Directors might have a term of service. They also might serve on committees for larger boards. Officers or managers have job titles and terms of service as well.
Last, but not least by any stretch, are owners and investors. Keeping track of the ownership interests in any business entity is critical. There are four elements to be mindful of when it comes to tracking owners and investors: parents, subsidiaries, unrelated owners, and company organization charts.
A parent is an immediate, direct owner of some or all of the equity of a particular entity. If three founders form an LLC called NewCo LLC and they each have one-third of the membership interests, then all three are parents of NewCo LLC.
A subsidiary is a business entity owned wholly or in part by another business entity. For example, if NewCo LLC owns EastShop, Inc. and WestShop, Inc., then EastShop and WestShop are subsidiaries of NewCo LLC.
We can also say that NewCo LLC is the parent of EastShop and WestShop. Notice that we do not say the founders are parents of EastShop and WestShop, because they are two layers up in the ownership structure.
As a business entity accumulates parents and subsidiaries, we need a corporate registry to list all the legal entities under management, because each entity has its own documents, owners, compliance requirements and so forth.
Imagine that EastShop and WestShop jointly own SouthShop, LLC. The corporate registry would list four entities: NewCo, EastShop, WestShop, and now SouthShop.

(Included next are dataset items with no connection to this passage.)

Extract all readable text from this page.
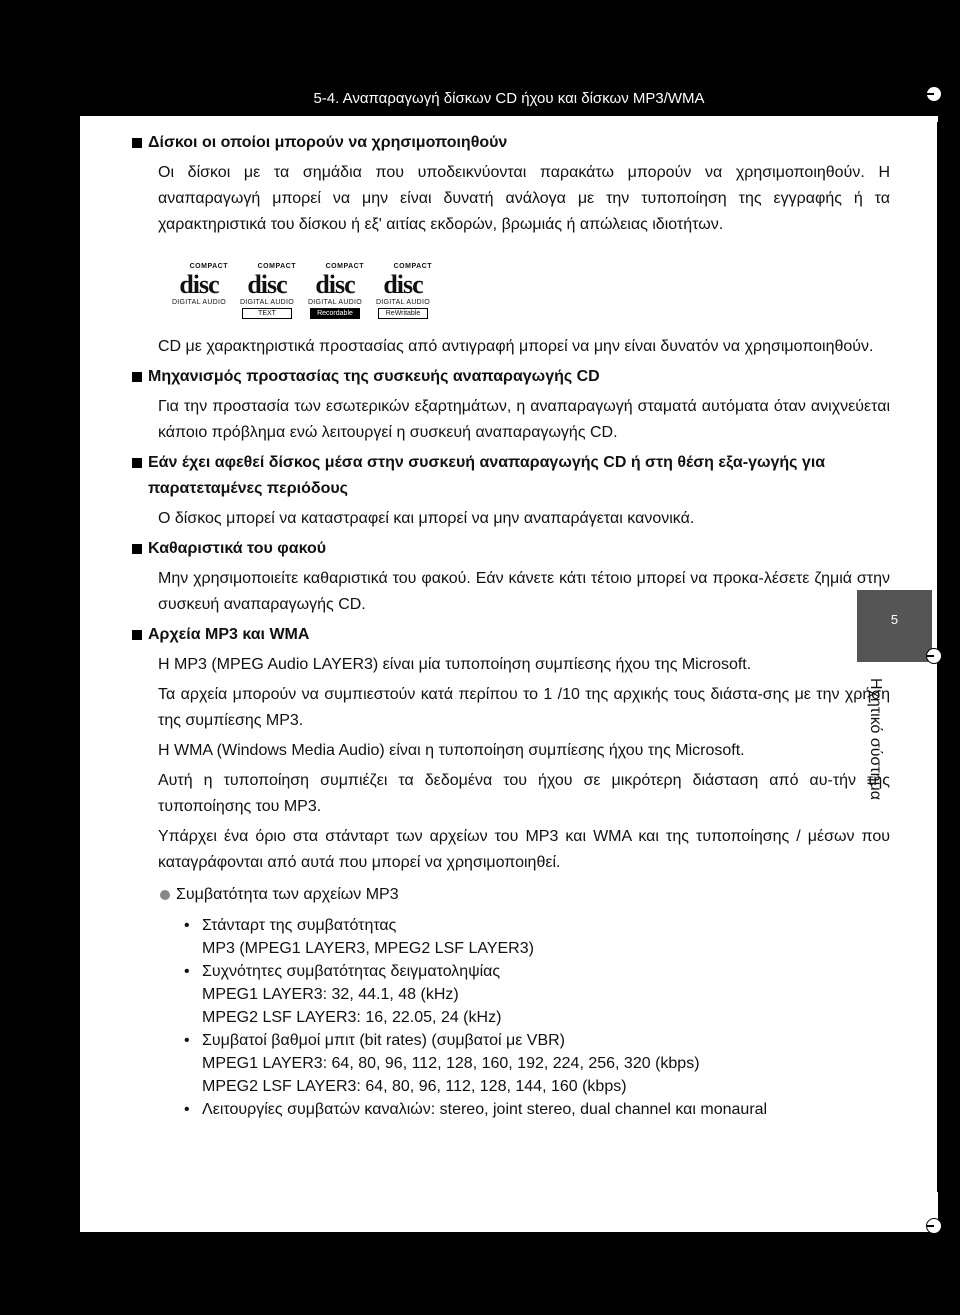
5-4. Αναπαραγωγή δίσκων CD ήχου και δίσκων MP3/WMA
Δίσκοι οι οποίοι μπορούν να χρησιμοποιηθούν
Οι δίσκοι με τα σημάδια που υποδεικνύονται παρακάτω μπορούν να χρησιμοποιηθούν. Η αναπαραγωγή μπορεί να μην είναι δυνατή ανάλογα με την τυποποίηση της εγγραφής ή τα χαρακτηριστικά του δίσκου ή εξ' αιτίας εκδορών, βρωμιάς ή απώλειας ιδιοτήτων.
COMPACT
disc
DIGITAL AUDIO
COMPACT
disc
DIGITAL AUDIO
TEXT
COMPACT
disc
DIGITAL AUDIO
Recordable
COMPACT
disc
DIGITAL AUDIO
ReWritable
CD με χαρακτηριστικά προστασίας από αντιγραφή μπορεί να μην είναι δυνατόν να χρησιμοποιηθούν.
Μηχανισμός προστασίας της συσκευής αναπαραγωγής CD
Για την προστασία των εσωτερικών εξαρτημάτων, η αναπαραγωγή σταματά αυτόματα όταν ανιχνεύεται κάποιο πρόβλημα ενώ λειτουργεί η συσκευή αναπαραγωγής CD.
Εάν έχει αφεθεί δίσκος μέσα στην συσκευή αναπαραγωγής CD ή στη θέση εξα-γωγής για παρατεταμένες περιόδους
Ο δίσκος μπορεί να καταστραφεί και μπορεί να μην αναπαράγεται κανονικά.
Καθαριστικά του φακού
Μην χρησιμοποιείτε καθαριστικά του φακού. Εάν κάνετε κάτι τέτοιο μπορεί να προκα-λέσετε ζημιά στην συσκευή αναπαραγωγής CD.
Αρχεία MP3 και WMA
Η MP3 (MPEG Audio LAYER3) είναι μία τυποποίηση συμπίεσης ήχου της Microsoft.
Τα αρχεία μπορούν να συμπιεστούν κατά περίπου το 1 /10 της αρχικής τους διάστα-σης με την χρήση της συμπίεσης MP3.
Η WMA (Windows Media Audio) είναι η τυποποίηση συμπίεσης ήχου της Microsoft.
Αυτή η τυποποίηση συμπιέζει τα δεδομένα του ήχου σε μικρότερη διάσταση από αυ-τήν της τυποποίησης του MP3.
Υπάρχει ένα όριο στα στάνταρτ των αρχείων του MP3 και WMA και της τυποποίησης / μέσων που καταγράφονται από αυτά που μπορεί να χρησιμοποιηθεί.
Συμβατότητα των αρχείων MP3
• Στάνταρτ της συμβατότητας
MP3 (MPEG1 LAYER3, MPEG2 LSF LAYER3)
• Συχνότητες συμβατότητας δειγματοληψίας
MPEG1 LAYER3: 32, 44.1, 48 (kHz)
MPEG2 LSF LAYER3: 16, 22.05, 24 (kHz)
• Συμβατοί βαθμοί μπιτ (bit rates) (συμβατοί με VBR)
MPEG1 LAYER3: 64, 80, 96, 112, 128, 160, 192, 224, 256, 320 (kbps)
MPEG2 LSF LAYER3: 64, 80, 96, 112, 128, 144, 160 (kbps)
• Λειτουργίες συμβατών καναλιών: stereo, joint stereo, dual channel και monaural
5
Ηχητικό σύστημα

However, if the founders decide to let an outside investor, named OVest Group, LLP, invest in SouthShop, OVest would not appear in the corporate registry because the founders and NewCo management have no responsibility for OVest as a legal entity. They certainly want OVest to appear as an owner, but OVest is an unrelated owner.
A business entity organizational chart is a visual representation of the ownership structure.
Some org charts are simple, but many are not. Org charts need to handle generation skipping, where an owner owns a company both directly and indirectly. It also needs to show related and unrelated entities.
As ownership details change, the org chart needs to reflect those changes automatically, which is one of the reasons hand drawn org charts are dangerous. They capture a point in time at best.
Business entities are tools to help build a business. Some tools are better for certain jobs. Knowing which business entity to use and how to structure one requires the advice of a licensed lawyer retained for the purpose.
After the legal entity is formed legal entity management software is a critical tool for maintaining the structure you built.